Regulators, Google Adjust to a World Where We Can Be Forgotten
In an article for re/code, Future of Privacy Forum’s Jules Polonetsky, CIPP/US, and IAPP Vice President of Research and Education Omer Tene discuss last week’s decision by the European Court of Justice requiring Google to delete certain search results. The decision indicates that “even the highest of courts can lack a basic technical dexterity,” the authors write, noting, however, that “condemning the court’s decision should not invalidate the concerns it sought to address.” Meanwhile, Google has been in touch with EU data protection regulators since the court’s decision and says it will release an online tool to remove personal information, and the UK Information Commissioner’s Office has outlined how it will handle complaints on the way search engines address “right-to-be-forgotten” requests.
Safe Harbor-Compliant Companies Seeking Contracts Face an Uphill Battle in the EU
Despite the bad rep Safe Harbor has earned and the nail-biting that’s followed about its potential doom, the data transfer framework isn’t going anywhere—at least not for now. But its longevity isn’t because organizations and regulators in the EU are suddenly satisfied with the controversial self-certification program—quite the contrary. The two governments say they’re engaged in healthy talks about U.S. efforts to make ongoing improvements to the framework, but despite the reported solidarity, EU regulators’ and organizations’ mistrust of Safe Harbor-certified U.S. companies is making it difficult for U.S. companies to win contracts with companies across the pond—especially those with third-party vendor relationships. In this exclusive for The Privacy Advisor, experts discuss the latest in this ongoing saga.

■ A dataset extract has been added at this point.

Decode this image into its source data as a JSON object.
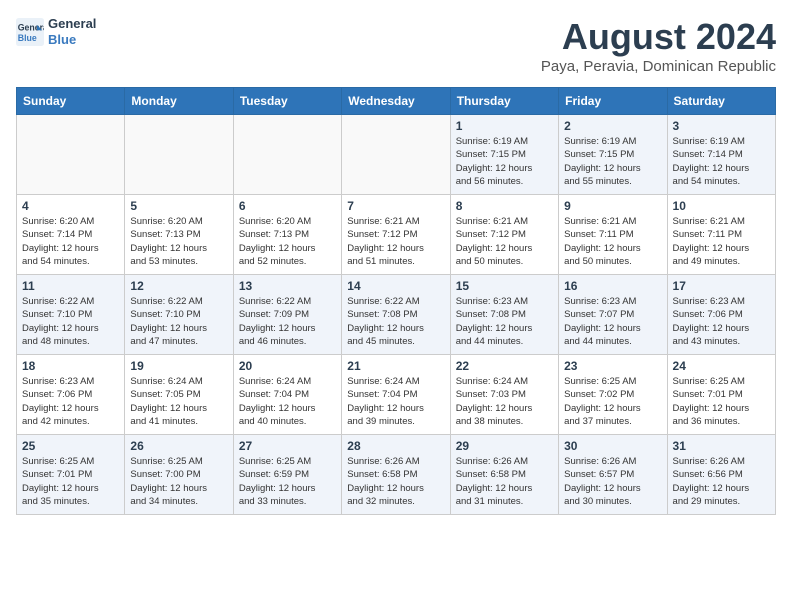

Japan’s House Endorses Fingerprint-Sharing Agreement with U.S.
Kyodo News International reports Japan’s House of Representatives has endorsed an agreement with the U.S. to enable the two countries to share the fingerprint data of suspects of serious crimes. “The pact, which is set to clear the Diet during the ongoing session with approval from the House of Councillors, makes it possible for the two countries to mutually provide fingerprint information upon request more swiftly than under conventional procedures through the International Criminal Police Organisation,” the report states, noting the sharing of the data is expected to begin in the next few years.

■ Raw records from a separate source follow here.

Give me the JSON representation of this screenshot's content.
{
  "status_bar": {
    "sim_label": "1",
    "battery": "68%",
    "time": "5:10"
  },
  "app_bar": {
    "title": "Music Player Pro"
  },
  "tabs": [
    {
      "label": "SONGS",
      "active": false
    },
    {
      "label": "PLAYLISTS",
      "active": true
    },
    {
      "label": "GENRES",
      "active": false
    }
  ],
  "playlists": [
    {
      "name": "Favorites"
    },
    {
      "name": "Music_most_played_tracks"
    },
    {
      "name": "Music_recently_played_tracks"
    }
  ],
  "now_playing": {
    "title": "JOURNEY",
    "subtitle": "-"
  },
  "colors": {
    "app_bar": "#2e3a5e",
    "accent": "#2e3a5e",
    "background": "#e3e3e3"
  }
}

Singapore PDPC Publishes Advisory Guidelines
The Hunton & Williams Privacy and Information Security Law Blog details two recent advisory guidelines published by Singapore’s Personal Data Protection Commission on the implementation of its Personal Data Protection Act (PDPA). The guidelines are aimed at the telecommunications sector and real estate agency sector. “The publication of these two advisory guidelines illustrates the overall structure under which Singapore will implement its PDPA,” the report states, noting, “The publication of these guidelines also illustrates the seriousness and focus with which Singapore and its commission are preparing for the effectiveness and implementation of the PDPA.”